When a child is referred to the Foundation, he or she is met by a volunteer to determine his or her interests and passions. The beneficiary is then matched with a dream coordinator who will ensure that the right partners are found to make the dream a reality. 

Where does the budget come from to make these dreams a reality? "Mainly corporate and individual donations. We receive no government assistance to carry out our mission. We also organize fundraising activities to raise money. We're also fortunate to be able to count on generous partners," she says. 
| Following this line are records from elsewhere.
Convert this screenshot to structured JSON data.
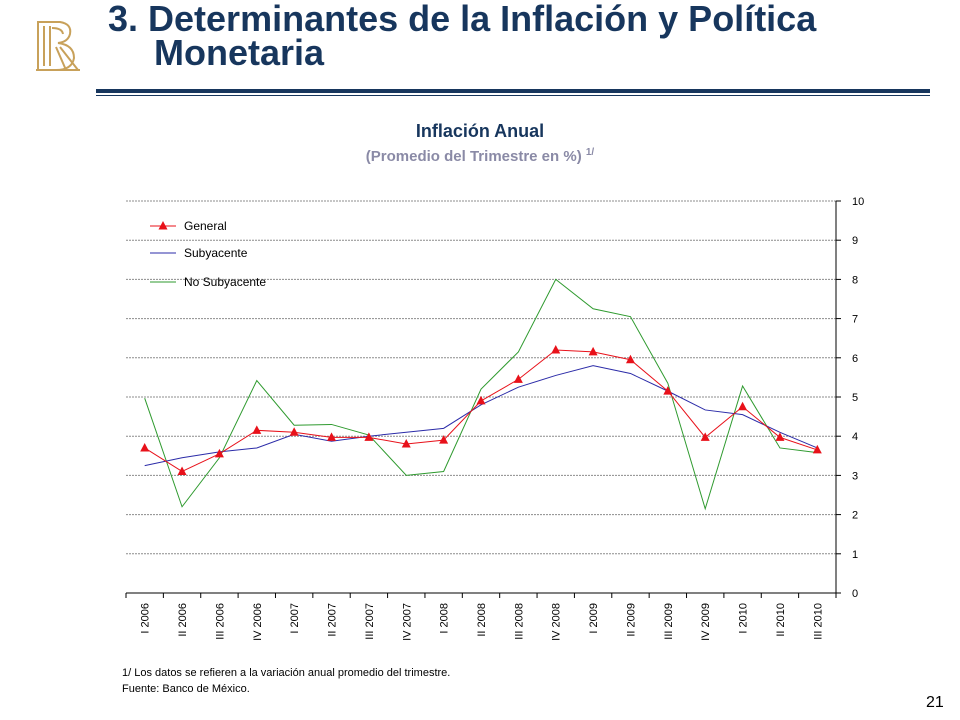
{
  "slide": {
    "title_line1": "3. Determinantes de la Inflación y Política",
    "title_line2": "Monetaria",
    "page_number": "21",
    "colors": {
      "title": "#17365d",
      "logo": "#c8a15a"
    }
  },
  "chart_data": {
    "type": "line",
    "title": "Inflación Anual",
    "subtitle": "(Promedio del Trimestre en %)",
    "subtitle_footnote_mark": "1/",
    "categories": [
      "I 2006",
      "II 2006",
      "III 2006",
      "IV 2006",
      "I 2007",
      "II 2007",
      "III 2007",
      "IV 2007",
      "I 2008",
      "II 2008",
      "III 2008",
      "IV 2008",
      "I 2009",
      "II 2009",
      "III 2009",
      "IV 2009",
      "I 2010",
      "II 2010",
      "III 2010"
    ],
    "ylim": [
      0,
      10
    ],
    "yticks": [
      0,
      1,
      2,
      3,
      4,
      5,
      6,
      7,
      8,
      9,
      10
    ],
    "y_axis_side": "right",
    "grid": "horizontal dashed",
    "legend_position": "top-left",
    "series": [
      {
        "name": "General",
        "color": "#e8111a",
        "marker": "triangle",
        "values": [
          3.7,
          3.1,
          3.55,
          4.15,
          4.1,
          3.97,
          3.97,
          3.8,
          3.9,
          4.9,
          5.45,
          6.2,
          6.15,
          5.95,
          5.15,
          3.97,
          4.75,
          3.97,
          3.65
        ]
      },
      {
        "name": "Subyacente",
        "color": "#2b2ba8",
        "marker": "none",
        "values": [
          3.25,
          3.45,
          3.6,
          3.7,
          4.05,
          3.87,
          4.0,
          4.1,
          4.2,
          4.8,
          5.25,
          5.55,
          5.8,
          5.6,
          5.15,
          4.67,
          4.55,
          4.1,
          3.7
        ]
      },
      {
        "name": "No Subyacente",
        "color": "#2e9a2e",
        "marker": "none",
        "values": [
          4.97,
          2.2,
          3.45,
          5.42,
          4.28,
          4.3,
          4.03,
          3.0,
          3.1,
          5.2,
          6.15,
          8.0,
          7.25,
          7.05,
          5.35,
          2.15,
          5.28,
          3.7,
          3.58
        ]
      }
    ]
  },
  "footnotes": {
    "note": "1/ Los datos se refieren a la variación anual promedio del trimestre.",
    "source": "Fuente: Banco de México."
  }
}
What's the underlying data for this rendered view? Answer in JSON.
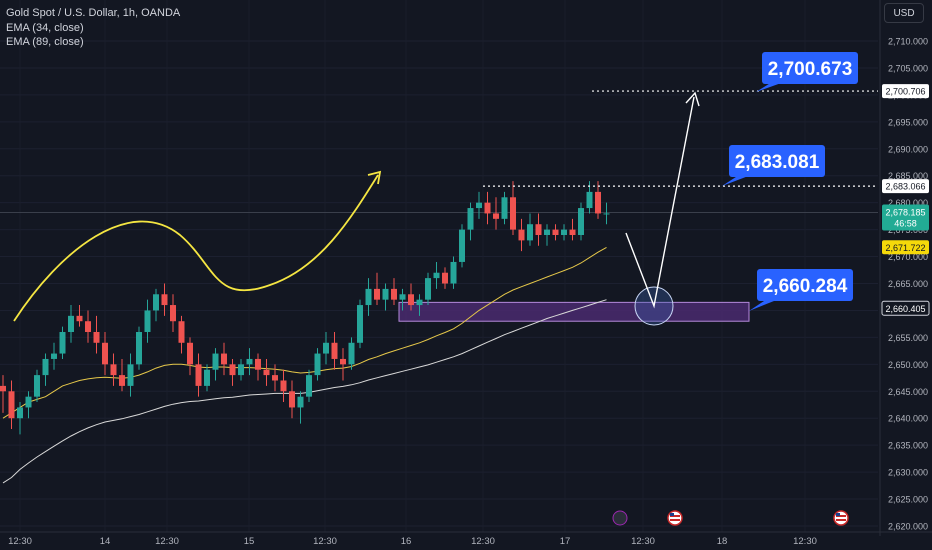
{
  "legend": {
    "symbol": "Gold Spot / U.S. Dollar, 1h, OANDA",
    "ema1": "EMA (34, close)",
    "ema2": "EMA (89, close)"
  },
  "currency_button": "USD",
  "y_axis": {
    "range": [
      2620,
      2712
    ],
    "ticks": [
      "2,710.000",
      "2,705.000",
      "2,700.000",
      "2,695.000",
      "2,690.000",
      "2,685.000",
      "2,680.000",
      "2,675.000",
      "2,670.000",
      "2,665.000",
      "2,660.000",
      "2,655.000",
      "2,650.000",
      "2,645.000",
      "2,640.000",
      "2,635.000",
      "2,630.000",
      "2,625.000",
      "2,620.000"
    ],
    "tick_values": [
      2710,
      2705,
      2700,
      2695,
      2690,
      2685,
      2680,
      2675,
      2670,
      2665,
      2660,
      2655,
      2650,
      2645,
      2640,
      2635,
      2630,
      2625,
      2620
    ]
  },
  "x_axis": {
    "labels": [
      "12:30",
      "14",
      "12:30",
      "15",
      "12:30",
      "16",
      "12:30",
      "17",
      "12:30",
      "18",
      "12:30"
    ]
  },
  "price_tags": {
    "target": {
      "value": 2700.706,
      "text": "2,700.706"
    },
    "high": {
      "value": 2683.066,
      "text": "2,683.066"
    },
    "current": {
      "value": 2678.185,
      "text": "2,678.185",
      "countdown": "46:58",
      "color": "#22ab94"
    },
    "ema34": {
      "value": 2671.722,
      "text": "2,671.722",
      "color": "#f5d90a"
    },
    "support": {
      "value": 2660.405,
      "text": "2,660.405"
    }
  },
  "callouts": [
    {
      "text": "2,700.673",
      "value": 2700.673
    },
    {
      "text": "2,683.081",
      "value": 2683.081
    },
    {
      "text": "2,660.284",
      "value": 2660.284
    }
  ],
  "support_zone": {
    "top": 2661.5,
    "bottom": 2658.0,
    "color": "#7b3fa0"
  },
  "colors": {
    "up": "#26a69a",
    "down": "#ef5350",
    "ema34": "#e6c84a",
    "ema89": "#d9d9d9",
    "callout": "#2962ff",
    "arrow_curve": "#f5e642"
  },
  "chart_data": {
    "type": "candlestick",
    "ylim": [
      2620,
      2712
    ],
    "candles": [
      [
        2646,
        2648,
        2641,
        2645
      ],
      [
        2645,
        2647,
        2638,
        2640
      ],
      [
        2640,
        2643,
        2637,
        2642
      ],
      [
        2642,
        2645,
        2640,
        2644
      ],
      [
        2644,
        2649,
        2643,
        2648
      ],
      [
        2648,
        2652,
        2646,
        2651
      ],
      [
        2651,
        2654,
        2649,
        2652
      ],
      [
        2652,
        2657,
        2651,
        2656
      ],
      [
        2656,
        2661,
        2654,
        2659
      ],
      [
        2659,
        2661,
        2657,
        2658
      ],
      [
        2658,
        2660,
        2654,
        2656
      ],
      [
        2656,
        2659,
        2652,
        2654
      ],
      [
        2654,
        2656,
        2648,
        2650
      ],
      [
        2650,
        2652,
        2646,
        2648
      ],
      [
        2648,
        2651,
        2645,
        2646
      ],
      [
        2646,
        2652,
        2644,
        2650
      ],
      [
        2650,
        2657,
        2649,
        2656
      ],
      [
        2656,
        2662,
        2654,
        2660
      ],
      [
        2660,
        2664,
        2658,
        2663
      ],
      [
        2663,
        2665,
        2659,
        2661
      ],
      [
        2661,
        2663,
        2656,
        2658
      ],
      [
        2658,
        2659,
        2652,
        2654
      ],
      [
        2654,
        2655,
        2648,
        2650
      ],
      [
        2650,
        2652,
        2644,
        2646
      ],
      [
        2646,
        2650,
        2645,
        2649
      ],
      [
        2649,
        2653,
        2647,
        2652
      ],
      [
        2652,
        2654,
        2648,
        2650
      ],
      [
        2650,
        2651,
        2646,
        2648
      ],
      [
        2648,
        2651,
        2647,
        2650
      ],
      [
        2650,
        2653,
        2648,
        2651
      ],
      [
        2651,
        2652,
        2647,
        2649
      ],
      [
        2649,
        2651,
        2646,
        2648
      ],
      [
        2648,
        2650,
        2645,
        2647
      ],
      [
        2647,
        2649,
        2643,
        2645
      ],
      [
        2645,
        2647,
        2640,
        2642
      ],
      [
        2642,
        2645,
        2639,
        2644
      ],
      [
        2644,
        2649,
        2643,
        2648
      ],
      [
        2648,
        2653,
        2647,
        2652
      ],
      [
        2652,
        2656,
        2650,
        2654
      ],
      [
        2654,
        2656,
        2649,
        2651
      ],
      [
        2651,
        2653,
        2647,
        2650
      ],
      [
        2650,
        2655,
        2649,
        2654
      ],
      [
        2654,
        2662,
        2653,
        2661
      ],
      [
        2661,
        2666,
        2659,
        2664
      ],
      [
        2664,
        2667,
        2661,
        2662
      ],
      [
        2662,
        2665,
        2660,
        2664
      ],
      [
        2664,
        2666,
        2661,
        2662
      ],
      [
        2662,
        2664,
        2660,
        2663
      ],
      [
        2663,
        2665,
        2660,
        2661
      ],
      [
        2661,
        2663,
        2659,
        2662
      ],
      [
        2662,
        2667,
        2661,
        2666
      ],
      [
        2666,
        2669,
        2664,
        2667
      ],
      [
        2667,
        2668,
        2664,
        2665
      ],
      [
        2665,
        2670,
        2664,
        2669
      ],
      [
        2669,
        2676,
        2668,
        2675
      ],
      [
        2675,
        2680,
        2673,
        2679
      ],
      [
        2679,
        2682,
        2677,
        2680
      ],
      [
        2680,
        2682,
        2676,
        2678
      ],
      [
        2678,
        2681,
        2675,
        2677
      ],
      [
        2677,
        2682,
        2676,
        2681
      ],
      [
        2681,
        2684,
        2674,
        2675
      ],
      [
        2675,
        2677,
        2671,
        2673
      ],
      [
        2673,
        2678,
        2672,
        2676
      ],
      [
        2676,
        2678,
        2672,
        2674
      ],
      [
        2674,
        2676,
        2672,
        2675
      ],
      [
        2675,
        2676,
        2673,
        2674
      ],
      [
        2674,
        2676,
        2673,
        2675
      ],
      [
        2675,
        2677,
        2673,
        2674
      ],
      [
        2674,
        2680,
        2673,
        2679
      ],
      [
        2679,
        2684,
        2678,
        2682
      ],
      [
        2682,
        2684,
        2677,
        2678
      ],
      [
        2678,
        2680,
        2676,
        2678
      ]
    ],
    "ema34": [
      2640,
      2641,
      2642,
      2643,
      2643.5,
      2644,
      2645,
      2646,
      2646.5,
      2647,
      2647.3,
      2647.5,
      2647.6,
      2647.5,
      2647.4,
      2647.6,
      2648,
      2648.6,
      2649.3,
      2649.8,
      2650,
      2650,
      2649.8,
      2649.5,
      2649.4,
      2649.5,
      2649.5,
      2649.4,
      2649.4,
      2649.4,
      2649.3,
      2649.2,
      2649.1,
      2648.9,
      2648.6,
      2648.4,
      2648.5,
      2648.7,
      2649,
      2649.2,
      2649.3,
      2649.6,
      2650.2,
      2650.9,
      2651.4,
      2652,
      2652.5,
      2653,
      2653.5,
      2654,
      2654.6,
      2655.3,
      2655.9,
      2656.6,
      2657.6,
      2658.8,
      2660,
      2661,
      2662,
      2663,
      2663.8,
      2664.4,
      2665,
      2665.6,
      2666.2,
      2666.8,
      2667.4,
      2668,
      2668.8,
      2669.8,
      2670.8,
      2671.7
    ],
    "ema89": [
      2628,
      2629,
      2630.5,
      2631.7,
      2632.8,
      2633.8,
      2634.8,
      2635.8,
      2636.7,
      2637.5,
      2638.2,
      2638.8,
      2639.3,
      2639.6,
      2639.9,
      2640.3,
      2640.7,
      2641.2,
      2641.7,
      2642.2,
      2642.6,
      2642.9,
      2643.1,
      2643.2,
      2643.4,
      2643.6,
      2643.8,
      2643.9,
      2644.1,
      2644.3,
      2644.4,
      2644.5,
      2644.6,
      2644.6,
      2644.6,
      2644.6,
      2644.8,
      2645.1,
      2645.4,
      2645.7,
      2645.9,
      2646.2,
      2646.6,
      2647.1,
      2647.5,
      2647.9,
      2648.3,
      2648.7,
      2649.1,
      2649.5,
      2649.9,
      2650.4,
      2650.9,
      2651.4,
      2652,
      2652.7,
      2653.4,
      2654.1,
      2654.8,
      2655.5,
      2656.1,
      2656.7,
      2657.3,
      2657.9,
      2658.5,
      2659,
      2659.5,
      2660,
      2660.5,
      2661,
      2661.5,
      2662
    ]
  }
}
In addition to receiving her sailboat, Florence received a gift box filled with useful sailing accessories from the Foundation. She also received four-season clothing for her favorite pastime and several other accessories to enhance her outings on the water. 

Why did John Gronan of Parallel 45 Marine want to be part of Florence's dream? Because he was deeply touched by Florence's request. One of his nephews also suffered from leukemia and was lucky enough to see his dream come true. He wanted to give back to the next one in turn.